The rest of the banks were also making heavy weather of it. There is every likelihood that some of them will need to return cap-in-hand to the Government later this year for a second round of funding which will result in them being fully nationalised. The full-year reporting season gets under way in a matter of weeks and should make interesting reading. Confirmation of more than 2000 job losses at its retail banking arm should have cheered Barclays, down 17.8p at 148.1p, but it didn't.

Gossip in the Square Mile claims it could be the first target for the stock-market bears when the short-selling ban expires on Friday. It has, so far, refused to approach the Government for any extra cash, relying instead on tapping sovereign wealth funds.

There were also losses for HBOS, down 8.2p at 72.8p, and merger partner Lloyds TSB, 11.9p to 121.1p. Standard Chartered, which raised money from shareholders towards the end of last year, fell 52½p to 782½p. Royal Bank of Scotland was left nursing a loss of 4.3p at 46.8p. Some institutional investors claim the true value of the shares may be just a penny in the event of further funding requests.

Meanwhile, the London stock market extended its losing streak to six consecutive days. The FTSE 100 index fell 153.8 to 4245.3 with losses among the banks accounting for around one third. It has fallen almost 400 points since last Wednesday, or 8.4%.

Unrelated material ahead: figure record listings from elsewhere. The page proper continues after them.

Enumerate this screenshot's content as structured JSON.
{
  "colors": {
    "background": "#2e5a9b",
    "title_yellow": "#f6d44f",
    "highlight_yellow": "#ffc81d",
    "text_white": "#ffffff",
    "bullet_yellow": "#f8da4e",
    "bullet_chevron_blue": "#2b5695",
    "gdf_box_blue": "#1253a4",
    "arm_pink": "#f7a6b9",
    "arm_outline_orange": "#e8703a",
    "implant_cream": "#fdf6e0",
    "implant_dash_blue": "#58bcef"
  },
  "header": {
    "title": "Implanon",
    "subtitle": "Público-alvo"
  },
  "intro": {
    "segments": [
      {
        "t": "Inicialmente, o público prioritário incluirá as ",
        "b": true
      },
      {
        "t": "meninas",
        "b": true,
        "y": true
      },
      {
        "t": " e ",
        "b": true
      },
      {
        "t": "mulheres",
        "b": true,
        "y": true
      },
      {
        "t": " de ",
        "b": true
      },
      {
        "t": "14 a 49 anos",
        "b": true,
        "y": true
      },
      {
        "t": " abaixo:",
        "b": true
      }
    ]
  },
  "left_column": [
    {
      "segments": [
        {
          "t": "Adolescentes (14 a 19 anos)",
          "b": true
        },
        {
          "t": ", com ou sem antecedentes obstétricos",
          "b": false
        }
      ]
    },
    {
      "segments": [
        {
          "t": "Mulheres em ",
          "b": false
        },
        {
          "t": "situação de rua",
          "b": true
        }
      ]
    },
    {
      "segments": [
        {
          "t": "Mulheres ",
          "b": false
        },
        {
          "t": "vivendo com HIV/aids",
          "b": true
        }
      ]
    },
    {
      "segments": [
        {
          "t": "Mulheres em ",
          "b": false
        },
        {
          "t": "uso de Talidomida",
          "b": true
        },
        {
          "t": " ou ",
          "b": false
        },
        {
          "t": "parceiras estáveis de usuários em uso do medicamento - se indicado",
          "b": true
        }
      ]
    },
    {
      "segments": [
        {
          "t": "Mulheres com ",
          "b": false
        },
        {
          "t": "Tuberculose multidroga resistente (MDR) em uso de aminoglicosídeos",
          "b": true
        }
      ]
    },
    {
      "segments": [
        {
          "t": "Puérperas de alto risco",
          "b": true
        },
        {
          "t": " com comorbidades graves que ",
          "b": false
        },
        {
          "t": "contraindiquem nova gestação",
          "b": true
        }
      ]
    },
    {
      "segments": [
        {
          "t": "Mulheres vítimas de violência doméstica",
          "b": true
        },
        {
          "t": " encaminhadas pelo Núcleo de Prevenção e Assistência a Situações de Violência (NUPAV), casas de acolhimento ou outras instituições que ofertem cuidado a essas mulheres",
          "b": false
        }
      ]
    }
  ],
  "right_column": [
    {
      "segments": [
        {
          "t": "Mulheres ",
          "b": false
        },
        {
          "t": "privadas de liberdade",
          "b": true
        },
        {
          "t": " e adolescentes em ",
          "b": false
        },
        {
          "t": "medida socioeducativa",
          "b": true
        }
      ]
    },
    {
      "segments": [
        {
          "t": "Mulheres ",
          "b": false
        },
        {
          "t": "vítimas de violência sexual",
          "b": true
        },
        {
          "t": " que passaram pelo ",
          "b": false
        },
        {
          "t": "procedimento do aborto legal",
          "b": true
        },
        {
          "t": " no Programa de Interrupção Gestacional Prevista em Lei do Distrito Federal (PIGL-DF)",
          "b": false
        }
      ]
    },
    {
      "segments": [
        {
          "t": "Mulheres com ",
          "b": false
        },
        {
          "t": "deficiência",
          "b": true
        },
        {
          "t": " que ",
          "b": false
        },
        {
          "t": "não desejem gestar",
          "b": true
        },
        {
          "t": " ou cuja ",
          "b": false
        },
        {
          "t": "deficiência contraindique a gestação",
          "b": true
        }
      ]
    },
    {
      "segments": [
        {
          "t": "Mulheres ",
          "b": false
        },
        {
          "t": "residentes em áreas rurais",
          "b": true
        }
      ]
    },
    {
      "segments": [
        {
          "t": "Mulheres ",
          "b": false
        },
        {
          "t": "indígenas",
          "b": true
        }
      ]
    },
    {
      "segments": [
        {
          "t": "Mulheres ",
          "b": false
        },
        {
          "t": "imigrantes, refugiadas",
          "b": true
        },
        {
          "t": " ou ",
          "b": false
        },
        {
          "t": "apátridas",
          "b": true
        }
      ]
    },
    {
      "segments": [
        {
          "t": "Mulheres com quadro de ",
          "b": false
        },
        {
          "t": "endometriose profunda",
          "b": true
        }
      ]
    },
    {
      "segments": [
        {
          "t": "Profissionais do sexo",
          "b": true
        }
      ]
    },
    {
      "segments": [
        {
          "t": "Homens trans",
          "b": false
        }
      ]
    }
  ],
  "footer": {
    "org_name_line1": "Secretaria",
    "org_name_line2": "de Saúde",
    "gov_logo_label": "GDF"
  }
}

The gloomy trading update from Punch Taverns, down 14½p at 43¼p, took a toll on the other debt-laden pub chains. Enterprise Inns fell 10¼p to 51p with Marston's off 9¼p at 118½p, Greene King 31½p at 423¾p and JD Wetherspoon 14¼p at 294p.

UBS reckons 2009 will be a tough year for the oil industry and does not believe that the pricing environment for the sector is likely to improve before the second half of the year. As a result, investors are unlikely to have the appetite to pay for higher earnings until prospects become clearer. Its top picks are BP, 11p firmer at 504½p, and Wood Group, 10p lighter at 212½p.

Margins are under increasing pressure at Drax, Europe's biggest coal-fired power generator, which has prompted Morgan Stanley to repeat its sell rating and drop its target price to 495p. The Drax share price, down 39½p at 520p, has underperformed the rest of the sector by 22% since September and by 6% in absolute terms. The key driver to its profits is the dark green spread, the margin on coal plants, which has lost 20% during the past month. Morgan Stanley prefers to put its money in Scottish & Southern Energy, down 7p at 1200p, which last week raised almost £500 million to spend on acquisitions.